Ju-jú, mula, arriba, golpea con la vara, le pide a Nataniel que se baje del carro, porque ahora sólo tenemos un animal, camine usted tomándose de la parte de atrás del carro, debemos apresurar el paso para dar con la caravana, veo su polvareda allá a lo lejos.

Padre, no huelo a polvo, ni a animales de tiro, ni al estiércol que van sembrando a causa del esfuerzo. En verdad no se ve nada a lo lejos, a no ser la luz cegadora del sol que se va acercando al mediodía, ni hay huellas que seguir, ni rumbo marcado, sino la intuición de encontrar en este sentido el mar, donde debe estar reunida la gente y estarán las barcas ayudando a cruzar a la costa africana, y donde tienen que estar Josabet y su madre, Raquel, más fácil será dar con ellas allí, que acá con la amenaza próxima de los ejércitos cristianos.
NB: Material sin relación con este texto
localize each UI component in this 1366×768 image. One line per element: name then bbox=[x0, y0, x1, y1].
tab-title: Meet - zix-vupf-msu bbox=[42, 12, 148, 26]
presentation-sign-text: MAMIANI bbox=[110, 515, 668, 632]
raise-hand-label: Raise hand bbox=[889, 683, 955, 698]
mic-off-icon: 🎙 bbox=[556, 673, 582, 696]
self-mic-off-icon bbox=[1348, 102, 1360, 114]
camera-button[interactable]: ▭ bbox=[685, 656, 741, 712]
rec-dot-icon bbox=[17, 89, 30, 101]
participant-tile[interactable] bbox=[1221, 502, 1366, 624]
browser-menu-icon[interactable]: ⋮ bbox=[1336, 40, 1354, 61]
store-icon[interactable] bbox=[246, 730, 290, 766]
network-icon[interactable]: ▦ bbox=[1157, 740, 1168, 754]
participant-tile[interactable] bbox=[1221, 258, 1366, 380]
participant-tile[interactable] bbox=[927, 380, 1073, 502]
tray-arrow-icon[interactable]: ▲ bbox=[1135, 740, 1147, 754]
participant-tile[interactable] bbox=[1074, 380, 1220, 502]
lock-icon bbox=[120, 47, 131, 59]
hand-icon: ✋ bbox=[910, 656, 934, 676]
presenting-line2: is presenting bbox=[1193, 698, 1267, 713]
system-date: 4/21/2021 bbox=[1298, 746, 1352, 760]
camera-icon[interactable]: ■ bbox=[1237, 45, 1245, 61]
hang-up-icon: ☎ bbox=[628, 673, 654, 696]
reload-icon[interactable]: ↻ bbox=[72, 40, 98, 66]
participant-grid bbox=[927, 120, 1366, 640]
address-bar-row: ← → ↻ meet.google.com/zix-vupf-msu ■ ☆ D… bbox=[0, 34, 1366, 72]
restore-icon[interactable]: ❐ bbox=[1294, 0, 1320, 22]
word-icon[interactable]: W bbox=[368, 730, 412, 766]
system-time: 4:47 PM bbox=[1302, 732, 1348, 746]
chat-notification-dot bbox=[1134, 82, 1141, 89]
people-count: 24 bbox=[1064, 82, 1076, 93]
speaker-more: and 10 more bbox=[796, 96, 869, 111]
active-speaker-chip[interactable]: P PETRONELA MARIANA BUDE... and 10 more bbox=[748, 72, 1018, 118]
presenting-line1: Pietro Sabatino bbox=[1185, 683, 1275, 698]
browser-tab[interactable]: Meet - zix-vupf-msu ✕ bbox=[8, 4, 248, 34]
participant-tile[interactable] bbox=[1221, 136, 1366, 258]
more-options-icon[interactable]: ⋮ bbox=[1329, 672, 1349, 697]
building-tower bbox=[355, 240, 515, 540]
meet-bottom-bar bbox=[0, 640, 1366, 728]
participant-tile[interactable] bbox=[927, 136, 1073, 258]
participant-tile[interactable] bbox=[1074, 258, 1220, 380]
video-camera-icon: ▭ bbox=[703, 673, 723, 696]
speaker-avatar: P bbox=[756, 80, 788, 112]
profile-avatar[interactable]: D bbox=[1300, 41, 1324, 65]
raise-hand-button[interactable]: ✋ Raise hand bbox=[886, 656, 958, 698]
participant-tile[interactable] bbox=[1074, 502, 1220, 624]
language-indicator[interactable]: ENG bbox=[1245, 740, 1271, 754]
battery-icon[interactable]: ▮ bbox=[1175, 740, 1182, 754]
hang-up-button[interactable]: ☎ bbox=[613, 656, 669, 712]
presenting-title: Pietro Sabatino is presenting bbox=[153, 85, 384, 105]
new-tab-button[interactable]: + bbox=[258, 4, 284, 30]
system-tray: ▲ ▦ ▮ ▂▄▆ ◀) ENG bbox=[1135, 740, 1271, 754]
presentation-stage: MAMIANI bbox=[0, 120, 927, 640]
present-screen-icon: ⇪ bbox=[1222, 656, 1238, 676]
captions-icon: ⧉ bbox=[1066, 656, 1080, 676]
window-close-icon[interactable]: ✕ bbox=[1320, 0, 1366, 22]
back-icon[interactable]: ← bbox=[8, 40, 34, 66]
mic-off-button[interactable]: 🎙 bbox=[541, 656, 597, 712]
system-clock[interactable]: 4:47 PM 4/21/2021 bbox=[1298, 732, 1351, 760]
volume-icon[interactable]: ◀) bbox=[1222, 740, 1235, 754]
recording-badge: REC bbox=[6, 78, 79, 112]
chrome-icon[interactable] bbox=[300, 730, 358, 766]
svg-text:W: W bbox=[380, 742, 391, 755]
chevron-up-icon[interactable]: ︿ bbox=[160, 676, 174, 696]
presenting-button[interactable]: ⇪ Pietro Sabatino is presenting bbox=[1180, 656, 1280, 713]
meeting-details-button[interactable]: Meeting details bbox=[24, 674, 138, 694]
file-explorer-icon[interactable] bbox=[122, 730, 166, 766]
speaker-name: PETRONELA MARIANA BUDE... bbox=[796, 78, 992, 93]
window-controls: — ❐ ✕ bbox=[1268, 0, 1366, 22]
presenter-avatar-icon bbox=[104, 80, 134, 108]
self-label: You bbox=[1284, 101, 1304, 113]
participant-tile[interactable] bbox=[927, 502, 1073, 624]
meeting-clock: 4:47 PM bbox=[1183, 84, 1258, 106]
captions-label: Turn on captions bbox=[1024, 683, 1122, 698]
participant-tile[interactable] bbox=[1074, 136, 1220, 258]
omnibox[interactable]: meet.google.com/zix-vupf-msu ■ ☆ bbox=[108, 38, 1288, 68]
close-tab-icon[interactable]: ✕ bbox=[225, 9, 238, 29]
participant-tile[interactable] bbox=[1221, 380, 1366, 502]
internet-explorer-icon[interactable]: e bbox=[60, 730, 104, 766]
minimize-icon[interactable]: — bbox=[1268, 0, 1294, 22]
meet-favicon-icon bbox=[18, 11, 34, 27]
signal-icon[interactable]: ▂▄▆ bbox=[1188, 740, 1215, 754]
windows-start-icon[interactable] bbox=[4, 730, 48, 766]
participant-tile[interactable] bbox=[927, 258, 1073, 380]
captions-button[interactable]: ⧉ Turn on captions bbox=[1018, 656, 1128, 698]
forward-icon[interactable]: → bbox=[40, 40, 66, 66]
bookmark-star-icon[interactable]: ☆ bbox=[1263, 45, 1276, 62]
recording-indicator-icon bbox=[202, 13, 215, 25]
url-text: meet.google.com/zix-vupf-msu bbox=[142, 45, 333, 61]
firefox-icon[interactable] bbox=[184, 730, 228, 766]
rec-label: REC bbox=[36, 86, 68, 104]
Nataniel no se suelte usted del carro, ju-jú mula, arriba,-fuerza mula, la mula resopla, por un momento se queda, Simón da golpes con la vara sobre las ancas y reanuda el paso, Nataniel trastrabilla, está a punto de caer, hijo, sosténgase fuerte. La arena caliente se mete entre los cueros de las sandalias, ya quema, los dos hombres se protegen la cabeza del sol del mediodía, sólo les queda medio pan y un poco de queso que les sirve de almuerzo, la mula no come, ellos tampoco lo harán ya si no dan con la caravana, o el mar, o la barca que les lleve a África.
Padre, ¿falta mucho para llegar a África? Pues como de Córdoba a Granada, y de Granada a Sevilla y de Sevilla de nuevo a Córdoba, por un camino tortuoso de arena y pedrisca. ¿Y si bajáramos por el Guadalquivir? El Guadalquivir es ahora de los gentiles.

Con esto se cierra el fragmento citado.